Il ne s'agit donc pas (seulement)de saisir le non-soi de la « neige » (son absence d'existence propre), mais le fait qu'il n'y a pas de base sous-jacente substantielle, là-dehors, au phénomène que le mot, également vide de soi, désigne. La nature du phénomène et celle du mot, ainsi que leurs caractères (matérielle et cognitive) sont vacuité, et, puisque sans ontologie, ils sont ultimement sans discontinuité...

Tsong Khapa dit que lorsque nous regardons cette tente, nous imaginons qu'il y a une tente mais qu'en plus [nous imaginons qu'] il y a une entité. Au-delà de l'objet imaginaire, [épistémique, nous imaginons qu'] il y a une entité [« existant premier », substantiel et autonome] qui existe à sa manièreQuand Tsong Khapa explique la vacuité, il dit que le vase [en tant que simple nom] n'est pas vide de lui-même [de l'objet épistémique qui constitue sa désignation], il est vide d'existence véritable [d'une réalité ontologique] EVM-365

Ce n'est pas tant que la conceptualisation réduise le multiple à l'un, comme un miroir fusionne les indénombrables grains de sable ou flocons de neige sous l'unicité de leur reflet. La pluralité n'est pas inhérente à des phénomènes vides de substance, elle résulte d'une désignation du « pluriel » sur la base de l'esprit. L'électron n'est pas une entité individuelle dont la mesure révèle les propriétés. L'électron-mesuré est comme le reflet de la mesure. Ni l'électron-avec-position, ni son « onde de probabilité », ni la «mesure » (désignation d'une valeur possible de la fonction d'onde de l'électron-non-mesuré) n'ont de réalité ontologique. L'infinie diversité de la pluralité est une expérience de l'esprit !

L'arbre n'a pas d'existence de son propre fait. Pour devenir un arbre, la graine dépend de la combinatoire d'éléments (terre, eau, air, feu) eux-mêmes dépendant de causes et de conditions grossières et subtiles. Les racines, le tronc, les branches, les feuilles ne sont pas l'arbre. « L'arbre » est la somme de ses parties. Toutefois, lorsque l'on analyse plus profondément ces deux niveaux de sens, l'on découvre que l'interdépendance n'est possible qu'à la condition que la nature de tous les éléments soit la vacuité, c.à.d. vide de toute ontologie...

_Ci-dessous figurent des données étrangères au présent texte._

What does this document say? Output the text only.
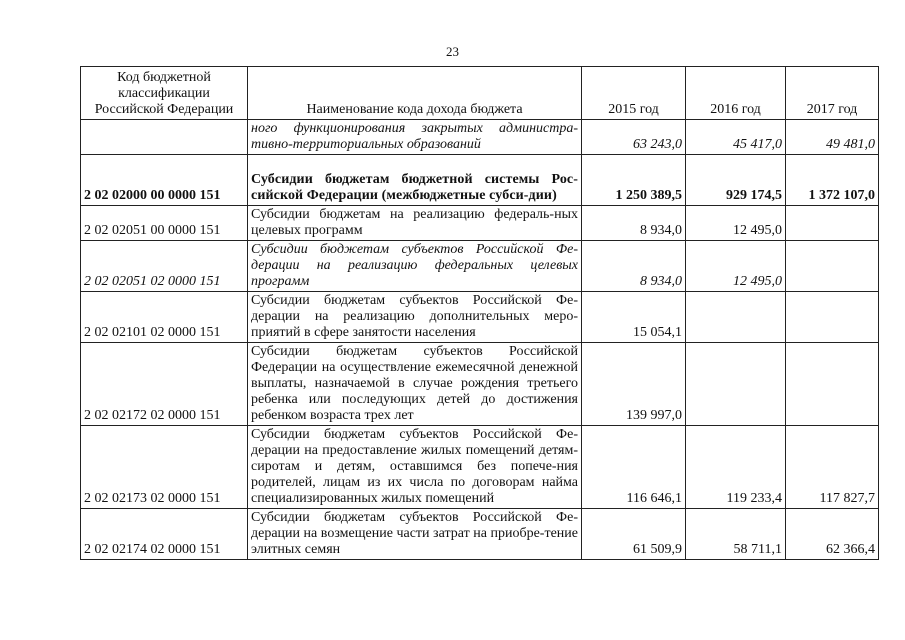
23
Код бюджетной классификации Российской Федерации	Наименование кода дохода бюджета	2015 год	2016 год	2017 год
	ного функционирования закрытых администра-тивно-территориальных образований	63 243,0	45 417,0	49 481,0
2 02 02000 00 0000 151	Субсидии бюджетам бюджетной системы Рос-сийской Федерации (межбюджетные субси-дии)	1 250 389,5	929 174,5	1 372 107,0
2 02 02051 00 0000 151	Субсидии бюджетам на реализацию федераль-ных целевых программ	8 934,0	12 495,0	
2 02 02051 02 0000 151	Субсидии бюджетам субъектов Российской Фе-дерации на реализацию федеральных целевых программ	8 934,0	12 495,0	
2 02 02101 02 0000 151	Субсидии бюджетам субъектов Российской Фе-дерации на реализацию дополнительных меро-приятий в сфере занятости населения	15 054,1		
2 02 02172 02 0000 151	Субсидии бюджетам субъектов Российской Федерации на осуществление ежемесячной денежной выплаты, назначаемой в случае рождения третьего ребенка или последующих детей до достижения ребенком возраста трех лет	139 997,0		
2 02 02173 02 0000 151	Субсидии бюджетам субъектов Российской Фе-дерации на предоставление жилых помещений детям-сиротам и детям, оставшимся без попече-ния родителей, лицам из их числа по договорам найма специализированных жилых помещений	116 646,1	119 233,4	117 827,7
2 02 02174 02 0000 151	Субсидии бюджетам субъектов Российской Фе-дерации на возмещение части затрат на приобре-тение элитных семян	61 509,9	58 711,1	62 366,4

La neige ne devient véritablement de la « neige » qu'au moment où se produit la cristallisation des flocons. Bien que la neige soit l'expression phénoménale de la « co-manifestation de causes et de conditions » (insubstantielles), avant que leur conjonction s'exprime comme « neige »... il n'y a pas de neige ! Et lorsque la neige apparaît, ces conditions causales... disparaissent sous sa phénoménalité ! Un effet ne peut apparaître sans cause, mais l'essence de ce qui fait la cause n'est plus « cause » lorsque... l'essence de ce qui fait l'effet devient « l'effet » ?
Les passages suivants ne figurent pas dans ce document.